Southern California is an example. By its own description, California's South Coast Air Quality Management District has the worst air quality in the nation when it comes to ozone and particulate matter. 

"Getting airshed access through a permit often requires enterprises to buy what are called offsets -- Emission Reduction Credits (ERCs) from a permanently eliminated operating source -- that are transferred to cover the emissions from the permitee. Depending on the supply and demands in the market for these precious ration coupons, the price per ton of offsets can be quite steep. For example, in 2009, an ERC for the ozone ingredient nitrogen oxide (NOx) was $398,000 per ton; sulfur dioxide (SO2) was $434,000 per ton. For comparison, California Carbon Allowances (CCAs) are currently trading just below $15.00 per ton."

Even at lower prices, local administrators can become litigious when another state dumps pollution across state lines. This may be the reason Politico and the New York Times are reporting that a new battle is erupting between some states.

According to Politico, "(e)ight East Coast states will petition Environmental Protection Agency (EPA) to place stricter air pollution regulations on nine states. The move is the latest salvo in a long-running dispute between 'downwind' states whose air pollution levels remain high in large part because of emissions carried by air currents from more coal-dependent states.

'I care about this because it's put Connecticut at an economic disadvantage,' Gov. Dannel Malloy said. 'We're paying a lot of money to remove these compounds from the air.'"

The eight states complaining are Connecticut, Delaware, Maryland, Massachusetts, New Hampshire, New York, Rhode Island and Vermont. The nine states affected by the complaint are Illinois, Indiana, Kentucky, Ohio, Michigan, North Carolina, Tennessee, Virginia and West Virginia.

Affected states have options. One is to ignore the complaint by arguing their plants are EPA complaint. That tactic could force the courts and EPA to promulgate even tighter rules.

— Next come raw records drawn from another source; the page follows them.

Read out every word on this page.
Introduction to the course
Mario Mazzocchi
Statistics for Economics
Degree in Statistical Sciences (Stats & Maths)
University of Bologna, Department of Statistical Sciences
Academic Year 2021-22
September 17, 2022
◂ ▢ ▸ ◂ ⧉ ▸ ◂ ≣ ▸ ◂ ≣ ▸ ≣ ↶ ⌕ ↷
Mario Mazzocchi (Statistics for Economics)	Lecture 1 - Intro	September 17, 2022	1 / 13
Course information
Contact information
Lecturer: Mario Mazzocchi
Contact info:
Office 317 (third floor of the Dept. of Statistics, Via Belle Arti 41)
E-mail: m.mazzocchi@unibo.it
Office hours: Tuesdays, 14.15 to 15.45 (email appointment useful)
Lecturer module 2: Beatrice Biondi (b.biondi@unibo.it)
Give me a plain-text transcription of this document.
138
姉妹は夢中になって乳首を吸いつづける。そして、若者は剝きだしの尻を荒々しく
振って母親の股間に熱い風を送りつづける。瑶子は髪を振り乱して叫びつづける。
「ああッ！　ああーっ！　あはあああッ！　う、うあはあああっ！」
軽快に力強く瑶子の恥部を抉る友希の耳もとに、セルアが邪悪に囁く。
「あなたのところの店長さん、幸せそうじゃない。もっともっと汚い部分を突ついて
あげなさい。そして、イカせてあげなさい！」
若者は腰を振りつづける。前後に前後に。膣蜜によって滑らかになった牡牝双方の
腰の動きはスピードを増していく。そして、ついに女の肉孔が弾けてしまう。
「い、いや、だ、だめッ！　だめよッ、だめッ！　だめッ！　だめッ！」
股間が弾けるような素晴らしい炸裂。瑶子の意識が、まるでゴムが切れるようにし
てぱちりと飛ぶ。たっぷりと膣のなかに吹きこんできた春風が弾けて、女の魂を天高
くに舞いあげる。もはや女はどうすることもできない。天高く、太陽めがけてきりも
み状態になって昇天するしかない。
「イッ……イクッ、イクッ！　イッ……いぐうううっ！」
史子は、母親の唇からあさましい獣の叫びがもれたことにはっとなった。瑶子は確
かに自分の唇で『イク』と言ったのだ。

Another option is for to the offending states to modify their policies and accelerate the retirement of coal-fired power plants. Of course, each state will address the issue in their own unique fashion.

It appears cross-border pollution could become a threat to natural gas and coal. When a state reaches environmental limits, it is forced to put a cap on its consumption of natural gas, particularly for power generation. In turn, this could limit investment in new gas turbines offered by General Electric (GE) and Siemens (SI). It could dampen Peabody (BTU) and other coal companies' long-term earnings.

The potential winners are renewable energy and nuclear power. In particular, Exelon's (EXC) fleet of nuclear power assets is located in some of the affected states. Since nuclear power produces no air emissions, nuclear wins over coal. Entergy (ETR) and Dominion Resources (D) also win as they have nuclear assets in or near the region, but not to the extent Exelon does.

The problem is not Washington, yet the problem is Washington. Today, the root cause for more regulation appears to be individual states and their disparate approaches towards energy and environmental policies.